NAYPYIDAW, Marh 28 (AFP): A huge earthquake hit Myanmar and Thailand on Friday, killing nearly 150 people and injuring hundreds, with dozens trapped in collapsed buildings and the death toll expected to rise.
The shallow 7.7-magnitude early afternoon tremor hit northwest of the city of Sagaing in central Myanmar, and was followed minutes later by a 6.4-magnitude aftershock.
The quake flattened buildings, downed bridges, and cracked roads across swathes of Myanmar, and even demolished a 30-storey skyscraper under construction hundreds of kilometres (miles) away in Bangkok.
While the full extent of the catastrophe is yet to emerge, the leader of isolated Myanmar, in the grip of a civil war, issued a rare plea for international aid.
Junta chief Min Aung Hlaing said 144 people had been killed, with 732 confirmed injured, but warned the toll was "likely to rise". Three deaths have been confirmed so far in Thailand.
"In some places, some buildings collapsed," he said in a televised speech, after visiting a hospital in the capital Naypyidaw.
"I would like to invite any country, any organisation, or anyone in Myanmar to come and help.

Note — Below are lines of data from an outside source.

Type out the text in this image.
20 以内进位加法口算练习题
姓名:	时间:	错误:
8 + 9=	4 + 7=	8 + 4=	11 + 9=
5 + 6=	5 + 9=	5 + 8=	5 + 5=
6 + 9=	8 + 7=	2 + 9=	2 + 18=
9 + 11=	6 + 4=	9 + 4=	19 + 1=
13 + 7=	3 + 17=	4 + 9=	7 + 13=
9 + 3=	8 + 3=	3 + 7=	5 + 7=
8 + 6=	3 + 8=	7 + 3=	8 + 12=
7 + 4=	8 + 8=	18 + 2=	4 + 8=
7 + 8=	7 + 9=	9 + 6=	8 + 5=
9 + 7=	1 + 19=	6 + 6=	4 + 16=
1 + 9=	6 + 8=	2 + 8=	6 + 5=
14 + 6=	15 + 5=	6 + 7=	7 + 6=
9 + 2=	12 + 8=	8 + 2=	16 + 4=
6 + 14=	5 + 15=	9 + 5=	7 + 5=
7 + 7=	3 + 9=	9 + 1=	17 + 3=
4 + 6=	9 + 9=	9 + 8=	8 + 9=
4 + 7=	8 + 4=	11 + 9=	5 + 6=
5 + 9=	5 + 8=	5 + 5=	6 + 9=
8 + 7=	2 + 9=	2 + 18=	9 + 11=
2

Thank you."
He urged massive relief efforts in the wake of the disaster and said he had "opened all ways for foreign aid".
- 'Mass casualty area' -
Four years of civil war sparked by the military seizing power have ravaged Myanmar's infrastructure and healthcare system, leaving it ill-equipped to respond to such a disaster.
Myanmar declared a state of emergency across the six worst-affected regions after the quake, which the World Health Organization described as a "very, very big threat to life and health".
Hundreds of casualties arrived at a major hospital in Naypyidaw where the emergency department entrance had collapsed on a car.